There are some significant eHealth insights from the late, great actor Patrick Swayze.
No, they are not related to parenting approaches (though I agree that no one should put babies in a corner). Nor is there healthcare wisdom found in some of his other famous quotes like ‘ditto’ in Ghost or ‘adios amigos’ in Breaking Point.
The wisdom that Patrick Swayze has to share about healthcare can be found in one of his lesser known movies, Roadhouse. I can’t take credit for this analogy. I heard it while attending a Connecting South West Ontario, (cSWO) leadership meeting. So all credit goes to the facilitator of that session, but it did leave an impression on me that I felt was worth sharing.
For those who are unaware of the classic late 80’s movie Roadhouse, Swayze plays bouncer supreme Dalton. He travels from town to town cleaning up establishments of ill repute. The film is a typical of the late 80’s genre: a vehicle for a heart-throb to go shirtless for nearly two hours. But a shirtless Swayze is where we find our healthcare insight.
While cleaning up the bars across America, Dalton hasn’t gone unscathed. He finds himself in a “new town, same story” which inevitably lands him in the local emergency room. While Dalton’s love interest, Doc, attends to his wounds he hands over a file with his entire medical history, which includes the records of his many previous emergency visits.
This transfer of information, although a footnote in the film, is the crux of the challenge many patients in Ontario face today. We do not have the equivalent file that Dalton hands to his provider. When patients arrive in a new hospital, new office, or see a new provider it’s the same story: the patient has to re-tell their medical history. This re-telling is often from memory and from the patient perspective. The attending provider then compiles the patient information from a variety of sources, not all electronic, which causes delay and patient risk. Dalton demonstrates one other key element missing from the current system. He is knowledgeable about his history and can advocate for the treatment he feels he needs.
How does this relate to eHealth in Ontario?

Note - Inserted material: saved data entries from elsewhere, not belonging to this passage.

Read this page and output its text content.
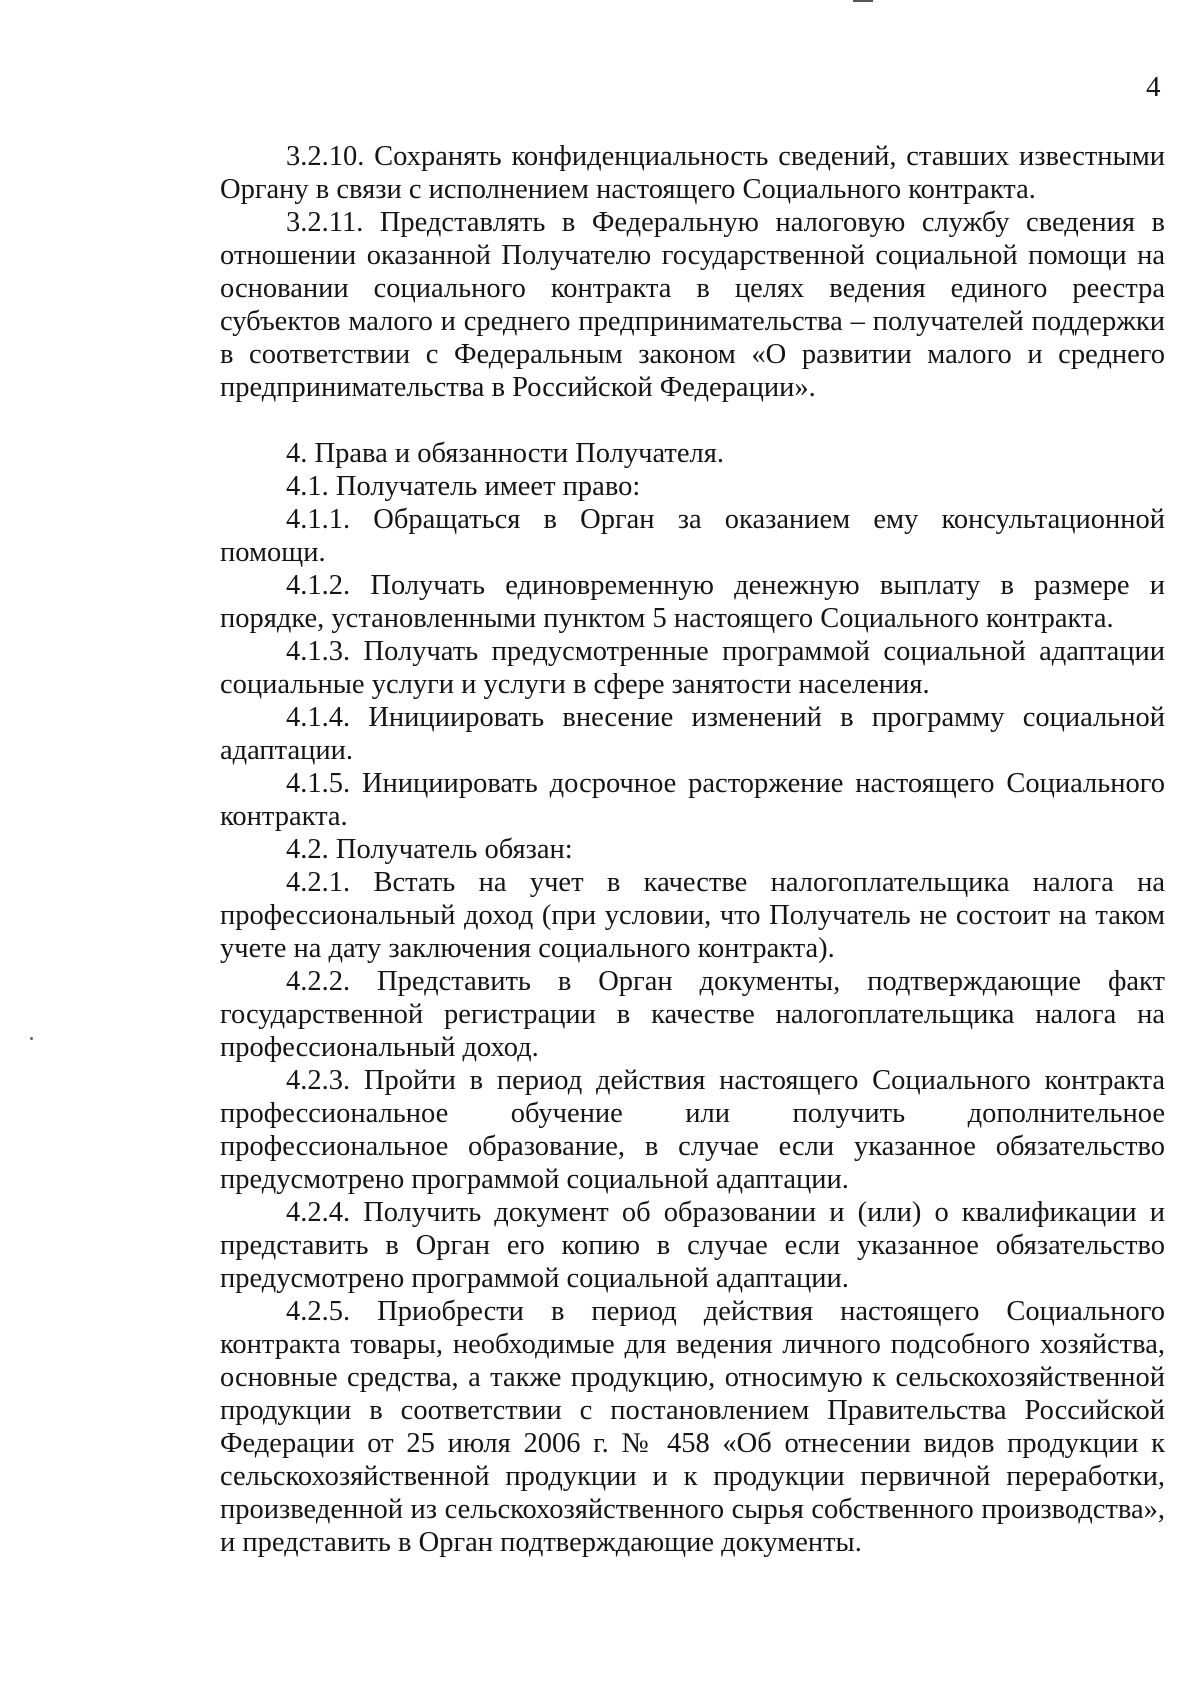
4

3.2.10. Сохранять конфиденциальность сведений, ставших известными Органу в связи с исполнением настоящего Социального контракта.

3.2.11. Представлять в Федеральную налоговую службу сведения в отношении оказанной Получателю государственной социальной помощи на основании социального контракта в целях ведения единого реестра субъектов малого и среднего предпринимательства – получателей поддержки в соответствии с Федеральным законом «О развитии малого и среднего предпринимательства в Российской Федерации».

4. Права и обязанности Получателя.

4.1. Получатель имеет право:

4.1.1. Обращаться в Орган за оказанием ему консультационной помощи.

4.1.2. Получать единовременную денежную выплату в размере и порядке, установленными пунктом 5 настоящего Социального контракта.

4.1.3. Получать предусмотренные программой социальной адаптации социальные услуги и услуги в сфере занятости населения.

4.1.4. Инициировать внесение изменений в программу социальной адаптации.

4.1.5. Инициировать досрочное расторжение настоящего Социального контракта.

4.2. Получатель обязан:

4.2.1. Встать на учет в качестве налогоплательщика налога на профессиональный доход (при условии, что Получатель не состоит на таком учете на дату заключения социального контракта).

4.2.2. Представить в Орган документы, подтверждающие факт государственной регистрации в качестве налогоплательщика налога на профессиональный доход.

4.2.3. Пройти в период действия настоящего Социального контракта профессиональное обучение или получить дополнительное профессиональное образование, в случае если указанное обязательство предусмотрено программой социальной адаптации.

4.2.4. Получить документ об образовании и (или) о квалификации и представить в Орган его копию в случае если указанное обязательство предусмотрено программой социальной адаптации.

4.2.5. Приобрести в период действия настоящего Социального контракта товары, необходимые для ведения личного подсобного хозяйства, основные средства, а также продукцию, относимую к сельскохозяйственной продукции в соответствии с постановлением Правительства Российской Федерации от 25 июля 2006 г. № 458 «Об отнесении видов продукции к сельскохозяйственной продукции и к продукции первичной переработки, произведенной из сельскохозяйственного сырья собственного производства», и представить в Орган подтверждающие документы.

What Dalton hands over to Doc is what is known as the PHR or personal health record. The PHR is a cumulative patient history that is managed and held by the patient.
In recent years the term patient-centred care has become more of a focus in Ontario. What patient-centred care means is that patients take an active role in their healthcare. Patients that are knowledgeable about their conditions are better able to advocate for their own health needs and make informed choices. In 2010 the Ontario Medical Association published a paper calling for Ontario to take a patient-centred approach to healthcare. How does this differ from the current approach in Ontario? The College of the Family Physicians of Canada provided a good comparison between the traditional approach versus patient centered approach.
Why is patient-centred care important?
When patients are more involved in their care it has shown positive outcomes, both to the patient as well as health system utilization. Reductions in re-admission rates, medication error, complications are all improvements associated with a patient-centred approach.
Patients can improve their overall health when they take an active role. It’s important to note that this isn’t an act of healthcare downloading responsibility to patients, the results have shown positive and more importantly it’s what patients want. Even when faced with the most difficult health challenges, patients want to be part of the process. The Committee on Improving the Quality of Cancer Care found that no matter how difficult the conversation, patients want to have it.
So how do we get to a PHR in Ontario?
Change is happening in Ontario and beyond. There are patient portals emerging in both public and private spaces. MyChart is a capability offered by Sunnybrook Hospital in Ontario and has been expanding its footprint to MacKenzie Health, Toronto’s Mount Sinai Hospital and the Children’s Hospital of Eastern Ontario. Private organizations offering patient health record solutions are emerging in both primary care as well as patient-direct services that can be leveraged by healthcare organizations. Dr. François Loubert, who is also president of the Association of medical clinics in Quebec, has begun using such a technology. Using a PHR enables Dr. Loubert to remotely monitor his patients that are suffering from chronic conditions. To become more efficient Dr. Loubert is able to obtain important health data from pre-visit questionnaires. Receiving this data ahead of time enables Dr. Loubert to spend more time with his patients managing their health needs and concerns. Without the PHR capability much of Dr. Loubert’s time was spent having the patient re-tell their story.
What patients don’t want in a PHR
As organizations mobilize to offer patient-centred solutions patients may be left with too many options. For those old enough to remember there was a time not long ago in Ontario where every hospital visit resulted in a printed plastic hospital card. If a patient had gone to more than one institution they would be provided an additional card. Parents would often carry numerous cards for their children. This is not a desired outcome for patient-centred solutions. The burden of logging into multiple portals across hospitals, primary care, specialists should not be passed to the patient. A fragmented approach would result in a fragmented record and the existing risks in the system would continue.
There is need for a provincial strategy. Ideally this would build on capabilities that have already proven useful. A solution that provides a single location where patients can own and maintain their health record and participate in their healthcare should be the goal. With this goal achieved patients could simply hand over their PHR to their providers when asked about their history and state ‘ditto’.